Klagenfurt – Der Verein VADA fordert die Umbenennung Dr.-Franz-Palla-Gasse. Gestern fand dazu eine Versammlung statt, 5 Minuten berichtete. Auch Landeshauptmann Peter Kaiser spricht sich für die geforderte Namensänderung der Gasse aus. 

 3 Minuten Lesezeit (363 Wörter) | Änderung am 25.04.2021 - 07.59 Uhr

„Wo geht’s zur Gert-Jonke-Gasse?“ – unter diesem Motto haben Kärntner Kunst- und Kulturschaffende gestern, Freitag, zu einem Treffen beim früheren Wohnhaus des 2009 in Wien verstorbenen Literaten Gert Jonke aufgerufen. Dieser hatte in der Klagenfurter Dr.-Franz-Palla-Gasse seine Kindheit und Jugend verbracht. Benannt ist die Gasse nach dem Primararzt Franz Palla (1876-1947), der in der Zeit des Nationalsozialismus im LKH Klagenfurt hunderte Zwangssterilisationen an sogenannten „erbkranken“ und behinderten Menschen durchführen ließ bzw. selbst durchführte. Ein Personenkomitee setzt sich daher für eine Umbenennung der Dr.-Franz-Palla-Gasse in Gert-Jonke-Gasse ein.

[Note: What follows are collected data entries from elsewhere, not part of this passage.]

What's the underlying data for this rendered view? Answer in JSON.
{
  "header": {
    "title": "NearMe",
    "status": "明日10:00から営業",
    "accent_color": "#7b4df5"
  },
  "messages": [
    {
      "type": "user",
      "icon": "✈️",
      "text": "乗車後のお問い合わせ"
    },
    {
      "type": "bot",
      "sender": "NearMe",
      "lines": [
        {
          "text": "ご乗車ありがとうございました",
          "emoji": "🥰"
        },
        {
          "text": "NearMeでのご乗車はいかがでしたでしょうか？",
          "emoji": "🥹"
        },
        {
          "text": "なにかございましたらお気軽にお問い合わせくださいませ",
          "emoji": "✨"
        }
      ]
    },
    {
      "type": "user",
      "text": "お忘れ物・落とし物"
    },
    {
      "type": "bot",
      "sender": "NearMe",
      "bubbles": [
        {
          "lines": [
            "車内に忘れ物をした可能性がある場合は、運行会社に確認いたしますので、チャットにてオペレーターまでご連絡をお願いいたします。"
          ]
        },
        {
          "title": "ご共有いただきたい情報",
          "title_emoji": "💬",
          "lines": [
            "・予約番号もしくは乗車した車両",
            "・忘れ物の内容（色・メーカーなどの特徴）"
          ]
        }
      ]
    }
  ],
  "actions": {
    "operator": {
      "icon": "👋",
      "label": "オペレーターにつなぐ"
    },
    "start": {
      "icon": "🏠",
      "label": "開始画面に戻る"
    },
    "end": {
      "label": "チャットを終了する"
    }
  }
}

Organisiert wird die Aktion von VADA, Verein Innenhofkultur, Kärnten andas, Christian Hölbling und Anna Baar.

„Höchste Zeit, diese Gasse umzubenennen“

Kulturreferent Landeshauptmann Peter Kaiser kam auch vor das Jonke-Haus und betonte, dass er die Initiative der Kunst- und Kulturschaffenden begrüße, weil es höchst an der Zeit sei, diese Gasse umzubenennen. „Diese Gasse soll nach Gert Jonke, einem der Größten des Literaturlandes Kärnten, benannt werden“, so Kaiser.

Volles Programm

Zu Beginn der Aktion wurde von Schriftstellerin Anna Baar eine eigens verfasste, literarische Grußbotschaft von Elfriede Jelinek verlesen. Für die Literatur-Nobelpreisträgerin ist Gert Jonke „einer, der mir so lieb war“. Sie bestehe darauf, dass die Gasse nach ihm benannt werde. Moderiert von Oliver Vollmann und Nadine Zeintl gab es Musik von Praprotnice und Susanna Ridler sowie Lesungen von Maja Haderlap, Josef Winkler und Wilhelm Huber. Yulia Izmaylova und Felix Strasser performten, wie man in die Gert-Jonke-Gasse kommt, weitere Darbietungen und Vorträge gab es von Bertl Mütter, Seraphine Rastl, Helge Stromberger, Christian Hölbling, Nadja Danglmaier. Anwesend waren auch die Klagenfurter Vizebürgermeister Jürgen Pfeiler und Alois Dolinar, der Leiter der Landeskulturabteilung, Igor Pucker, sowie der Leiter der Kulturabteilung der Stadt Klagenfurt, Alexander Gerdanovits.

Über Gert Jonke

Gert Jonke wurde 1946 in Klagenfurt geboren und verstarb 2009 in Wien. 1977 gewann er den ersten Ingeborg Bachmann-Preis, weitere Auszeichnungen wie der Österreichische Würdigungspreis für Literatur (1987), der Erich Fried und der Franz Kafka Preis (1997), der Große Österreichische Staatspreis (2001) folgten. Jonke war in besonderer Weise mit Klagenfurt verbunden, der Dichter hat in zahlreichen Texten auf seine Heimat Bezug genommen.